Bug 12851 - 'winbind normalize names' doesn't work for users
'winbind normalize names' doesn't work for users
Status: ASSIGNED
Product: Samba 4.1 and newer
Classification: Unclassified
Component: Winbind
4.6.0
All All
: P5 normal
: ---
Assigned To: Andreas Schneider
Samba QA Contact
:
Depends on:
Blocks:
  Show dependency treegraph
 
Reported: 2017-06-20 08:44 UTC by Andreas Schneider
Modified: 2017-12-01 16:41 UTC (History)
3 users (show)

See Also:


Attachments
patch for 4.6 (2.51 KB, patch)
2017-06-21 08:30 UTC, Andreas Schneider
asn: review? (vl)
Details

Note You need to log in before you can comment on or make changes to this bug.
Description Andreas Schneider 2017-06-20 08:44:55 UTC
If the option ''winbind normalize names' is set, we do not normalize usernames in wb_getpwsid().

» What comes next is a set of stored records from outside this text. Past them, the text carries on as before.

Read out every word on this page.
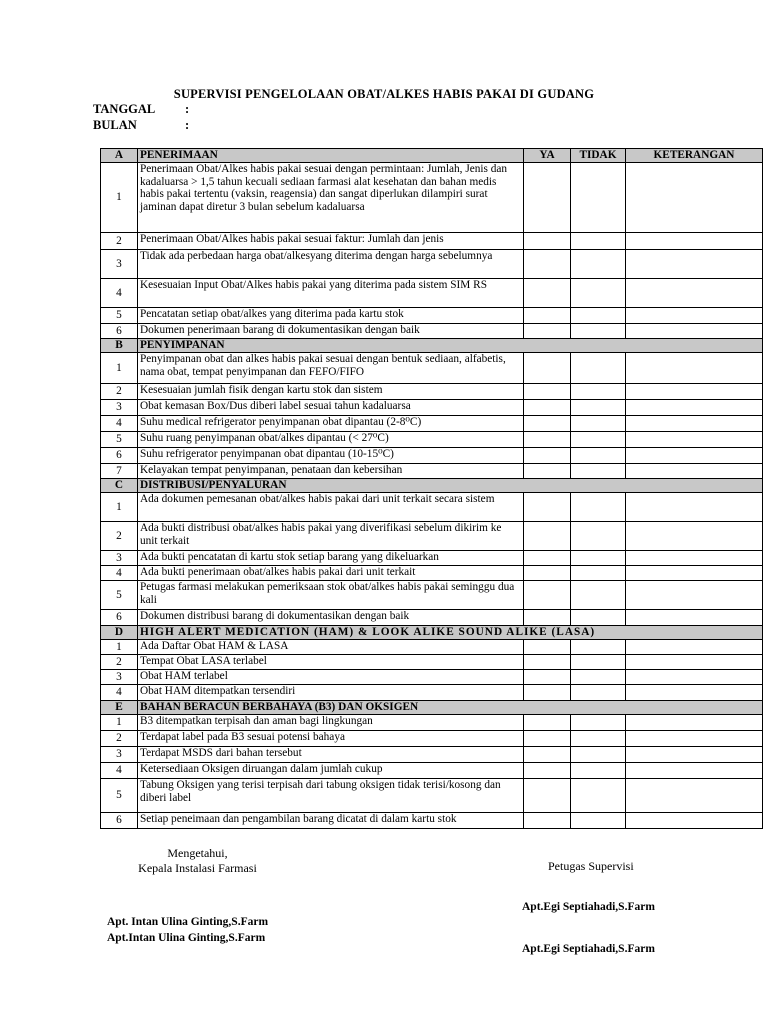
SUPERVISI PENGELOLAAN OBAT/ALKES HABIS PAKAI DI GUDANG
TANGGAL :
BULAN	:
A	PENERIMAAN	YA	TIDAK	KETERANGAN
1	Penerimaan Obat/Alkes habis pakai sesuai dengan permintaan: Jumlah, Jenis dan kadaluarsa > 1,5 tahun kecuali sediaan farmasi alat kesehatan dan bahan medis habis pakai tertentu (vaksin, reagensia) dan sangat diperlukan dilampiri surat jaminan dapat diretur 3 bulan sebelum kadaluarsa			
2	Penerimaan Obat/Alkes habis pakai sesuai faktur: Jumlah dan jenis			
3	Tidak ada perbedaan harga obat/alkesyang diterima dengan harga sebelumnya			
4	Kesesuaian Input Obat/Alkes habis pakai yang diterima pada sistem SIM RS			
5	Pencatatan setiap obat/alkes yang diterima pada kartu stok			
6	Dokumen penerimaan barang di dokumentasikan dengan baik			
B	PENYIMPANAN			
1	Penyimpanan obat dan alkes habis pakai sesuai dengan bentuk sediaan, alfabetis, nama obat, tempat penyimpanan dan FEFO/FIFO			
2	Kesesuaian jumlah fisik dengan kartu stok dan sistem			
3	Obat kemasan Box/Dus diberi label sesuai tahun kadaluarsa			
4	Suhu medical refrigerator penyimpanan obat dipantau (2-8⁰C)			
5	Suhu ruang penyimpanan obat/alkes dipantau (< 27⁰C)			
6	Suhu refrigerator penyimpanan obat dipantau (10-15⁰C)			
7	Kelayakan tempat penyimpanan, penataan dan kebersihan			
C	DISTRIBUSI/PENYALURAN			
1	Ada dokumen pemesanan obat/alkes habis pakai dari unit terkait secara sistem			
2	Ada bukti distribusi obat/alkes habis pakai yang diverifikasi sebelum dikirim ke unit terkait			
3	Ada bukti pencatatan di kartu stok setiap barang yang dikeluarkan			
4	Ada bukti penerimaan obat/alkes habis pakai dari unit terkait			
5	Petugas farmasi melakukan pemeriksaan stok obat/alkes habis pakai seminggu dua kali			
6	Dokumen distribusi barang di dokumentasikan dengan baik			
D	HIGH ALERT MEDICATION (HAM) & LOOK ALIKE SOUND ALIKE (LASA)			
1	Ada Daftar Obat HAM & LASA			
2	Tempat Obat LASA terlabel			
3	Obat HAM terlabel			
4	Obat HAM ditempatkan tersendiri			
E	BAHAN BERACUN BERBAHAYA (B3) DAN OKSIGEN			
1	B3 ditempatkan terpisah dan aman bagi lingkungan			
2	Terdapat label pada B3 sesuai potensi bahaya			
3	Terdapat MSDS dari bahan tersebut			
4	Ketersediaan Oksigen diruangan dalam jumlah cukup			
5	Tabung Oksigen yang terisi terpisah dari tabung oksigen tidak terisi/kosong dan diberi label			
6	Setiap peneimaan dan pengambilan barang dicatat di dalam kartu stok			
Mengetahui,
Kepala Instalasi Farmasi	Petugas Supervisi
Apt.Egi Septiahadi,S.Farm
Apt. Intan Ulina Ginting,S.Farm
Apt.Intan Ulina Ginting,S.Farm
Apt.Egi Septiahadi,S.Farm
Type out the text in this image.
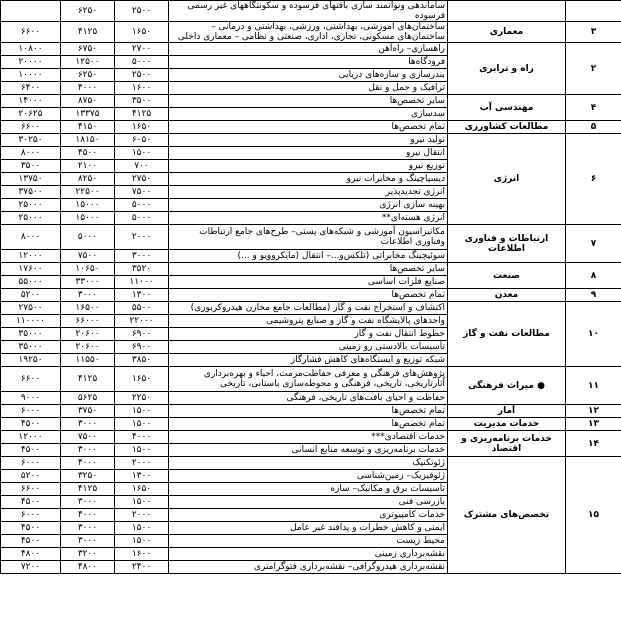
	۶۲۵۰	۲۵۰۰	ساماندهی ونوانمند سازی بافتهای فرسوده و سکونتگاههای غیر رسمی فرسوده		
۶۶۰۰	۴۱۲۵	۱۶۵۰	ساختمان‌های آموزشی، بهداشتی، ورزشی، بهداشتی و درمانی – ساختمان‌های مسکونی، تجاری، اداری، صنعتی و نظامی – معماری داخلی	معماری	۳
۱۰۸۰۰	۶۷۵۰	۲۷۰۰	راهسازی– راه‌آهن	راه و ترابری	۲
۲۰۰۰۰	۱۲۵۰۰	۵۰۰۰	فرودگاه‌ها		
۱۰۰۰۰	۶۲۵۰	۲۵۰۰	بندرسازی و سازه‌های دریایی		
۶۴۰۰	۴۰۰۰	۱۶۰۰	ترافیک و حمل و نقل		
۱۴۰۰۰	۸۷۵۰	۳۵۰۰	سایر تخصص‌ها	مهندسی آب	۴
۲۰۶۲۵	۱۳۳۷۵	۴۱۲۵	سدسازی		
۶۶۰۰	۴۱۵۰	۱۶۵۰	تمام تخصص‌ها	مطالعات کشاورزی	۵
۳۰۲۵۰	۱۸۱۵۰	۶۰۵۰	تولید نیرو	انرژی	۶
۸۰۰۰	۴۵۰۰	۱۵۰۰	انتقال نیرو		
۳۵۰۰	۲۱۰۰	۷۰۰	توزیع نیرو		
۱۳۷۵۰	۸۲۵۰	۲۷۵۰	دیسپاچینگ و مخابرات نیرو		
۳۷۵۰۰	۲۲۵۰۰	۷۵۰۰	انرژی تجدیدپذیر		
۲۵۰۰۰	۱۵۰۰۰	۵۰۰۰	بهینه سازی انرژی		
۲۵۰۰۰	۱۵۰۰۰	۵۰۰۰	انرژی هسته‌ای**		
۸۰۰۰	۵۰۰۰	۲۰۰۰	مکانیزاسیون آموزشی و شبکه‌های پستی– طرح‌های جامع ارتباطات وفناوری اطلاعات	ارتباطات و فناوری اطلاعات	۷
۱۲۰۰۰	۷۵۰۰	۳۰۰۰	سوئیچینگ مخابراتی (تلکس‌و...– انتقال (مایکروویو و ...)		
۱۷۶۰۰	۱۰۶۵۰	۳۵۲۰	سایر تخصص‌ها	صنعت	۸
۵۵۰۰۰	۳۳۰۰۰	۱۱۰۰۰	صنایع فلزات اساسی		
۵۲۰۰	۳۰۰۰	۱۳۰۰	تمام تخصص‌ها	معدن	۹
۲۷۵۰۰	۱۶۵۰۰	۵۵۰۰	اکتشاف و استخراج نفت و گاز (مطالعات جامع مخازن هیدروکربوری)	مطالعات نفت و گاز	۱۰
۱۱۰۰۰۰	۶۶۰۰۰	۲۲۰۰۰	واحدهای پالایشگاه نفت و گاز و صنایع پتروشیمی		
۳۵۰۰۰	۲۰۶۰۰	۶۹۰۰	خطوط انتقال نفت و گاز		
۳۵۰۰۰	۲۰۶۰۰	۶۹۰۰	تأسیسات بالادستی رو زمینی		
۱۹۲۵۰	۱۱۵۵۰	۳۸۵۰	شبکه توزیع و ایستگاه‌های کاهش فشارگاز		
۶۶۰۰	۴۱۲۵	۱۶۵۰	پژوهش‌های فرهنگی و معرفی حفاظت‌مرمت، احیاء و بهره‌برداری آثارتاریخی، تاریخی، فرهنگی و محوطه‌سازی باستانی، تاریخی	● میراث فرهنگی	۱۱
۹۰۰۰	۵۶۲۵	۲۲۵۰	حفاظت و احیای بافت‌های تاریخی، فرهنگی		
۶۰۰۰	۳۷۵۰	۱۵۰۰	تمام تخصص‌ها	آمار	۱۲
۴۵۰۰	۳۰۰۰	۱۵۰۰	تمام تخصص‌ها	خدمات مدیریت	۱۳
۱۲۰۰۰	۷۵۰۰	۴۰۰۰	خدمات اقتصادی***	خدمات برنامه‌ریزی و اقتصاد	۱۴
۴۵۰۰	۳۰۰۰	۱۵۰۰	خدمات برنامه‌ریزی و توسعه منابع انسانی		
۶۰۰۰	۴۰۰۰	۲۰۰۰	ژئوتکنیک	تخصص‌های مشترک	۱۵
۵۲۰۰	۳۲۵۰	۱۳۰۰	ژئوفیزیک– زمین‌شناسی		
۶۶۰۰	۴۱۲۵	۱۶۵۰	تأسیسات برق و مکانیک– سازه		
۴۵۰۰	۳۰۰۰	۱۵۰۰	بازرسی فنی		
۶۰۰۰	۴۰۰۰	۲۰۰۰	خدمات کامپیوتری		
۴۵۰۰	۳۰۰۰	۱۵۰۰	ایمنی و کاهش خطرات و پدافند غیر عامل		
۴۵۰۰	۳۰۰۰	۱۵۰۰	محیط زیست		
۴۸۰۰	۳۲۰۰	۱۶۰۰	نقشه‌برداری زمینی		
۷۲۰۰	۴۸۰۰	۲۴۰۰	نقشه‌برداری هیدروگرافی– نقشه‌برداری فتوگرامتری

$ getent passwd EARTH+alice_one
EARTH+alice one:*:100001106:100000513:Alice One:/home/EARTH/alice one:/bin/bash

Patch will follow.
Comment 1 Andreas Schneider 2017-06-21 08:30:55 UTC
Created attachment 13299 [details]
patch for 4.6
Comment 2 Ralph Böhme 2017-12-01 16:21:02 UTC
This adds a call to find_domain_from_name_noinit() which may cause auth failures with users from domains that are not in the list of trusted domains.

Commit 1ce165a7335 in master changes this to only call find_domain_from_name_noinit() if "winbind normalize names" is enabled (default to off), so somewhat relieves the situation.